Theo continued to eat his salad as though this was normal, which as someone who would kill to be part of the Bard family, was worrying.

Miranda’s vision went glossy. “You had no right,” she said to Jules, the room swinging slightly. “None.”

“No?” Jules’s voice cracked on the edge of something that sounded like fear.

“I’ve watched you drift in circles for years, Miranda.

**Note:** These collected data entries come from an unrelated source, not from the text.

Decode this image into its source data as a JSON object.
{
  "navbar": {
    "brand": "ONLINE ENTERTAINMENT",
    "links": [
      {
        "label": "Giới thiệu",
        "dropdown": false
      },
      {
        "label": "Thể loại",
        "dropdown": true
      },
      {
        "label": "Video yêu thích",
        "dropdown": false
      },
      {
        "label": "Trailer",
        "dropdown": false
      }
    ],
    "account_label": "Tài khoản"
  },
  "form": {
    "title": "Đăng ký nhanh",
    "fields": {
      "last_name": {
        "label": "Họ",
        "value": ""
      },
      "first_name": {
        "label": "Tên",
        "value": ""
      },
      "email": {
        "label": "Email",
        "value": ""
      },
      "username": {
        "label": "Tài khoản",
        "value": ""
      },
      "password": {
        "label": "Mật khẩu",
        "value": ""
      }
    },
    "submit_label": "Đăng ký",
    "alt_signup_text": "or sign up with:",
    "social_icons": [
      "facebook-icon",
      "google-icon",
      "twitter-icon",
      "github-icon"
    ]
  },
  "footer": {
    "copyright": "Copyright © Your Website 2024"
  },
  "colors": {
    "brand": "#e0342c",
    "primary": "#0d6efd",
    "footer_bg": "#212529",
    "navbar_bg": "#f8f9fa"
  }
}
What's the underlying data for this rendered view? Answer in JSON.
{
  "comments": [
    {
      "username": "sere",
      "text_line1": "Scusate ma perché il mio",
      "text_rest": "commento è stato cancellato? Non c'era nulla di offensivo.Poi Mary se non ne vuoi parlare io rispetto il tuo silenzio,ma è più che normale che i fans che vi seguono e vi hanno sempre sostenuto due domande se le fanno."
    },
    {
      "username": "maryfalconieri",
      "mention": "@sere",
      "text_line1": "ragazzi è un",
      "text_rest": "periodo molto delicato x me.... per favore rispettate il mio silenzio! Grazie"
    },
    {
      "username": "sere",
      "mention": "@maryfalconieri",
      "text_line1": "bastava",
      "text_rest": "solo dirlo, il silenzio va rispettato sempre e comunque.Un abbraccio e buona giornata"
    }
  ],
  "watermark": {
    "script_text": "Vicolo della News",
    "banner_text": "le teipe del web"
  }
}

Always playing at ‘almost.’ You’re brilliant and kind and you treat your life like it’s a room you don’t want to turn the lights on in.

Grow up. Be responsible for the messes you make. Stop acting like a carefree teen.”

Cordy broke into the tense standoff. “Jules, maybe we can talk when—”

“No,” Jules snapped, dangerously lost in her anger. “I’m sick of it. We always cover for her. We always let her be a tornado, but she’s in her mid-20s. My God, she made us into caretakers from the moment she could walk.”

“Oh, and that worked for you sometimes, didn’t it Juliet?

Who took the blame for the negative pregnancy test in the bin when you were 18?

Me! Even though I was 16 and a virgin. But hey, that was expected of crazy, reckless Miranda, so you were happy enough to let me cop the blame for that one, even though Mom made me read a fucking family planning book and sat me down for a lecture.

And poor Andy was constantly eyeballed by Dad when he came around, even though we were never even together. ”

“Fuck,” Lucy muttered into her wine, the excitement she had experienced earlier diminishing at the dark turn the conversation was taking.

“That was yours? Oh, Juliet,” Leah shook her head sadly.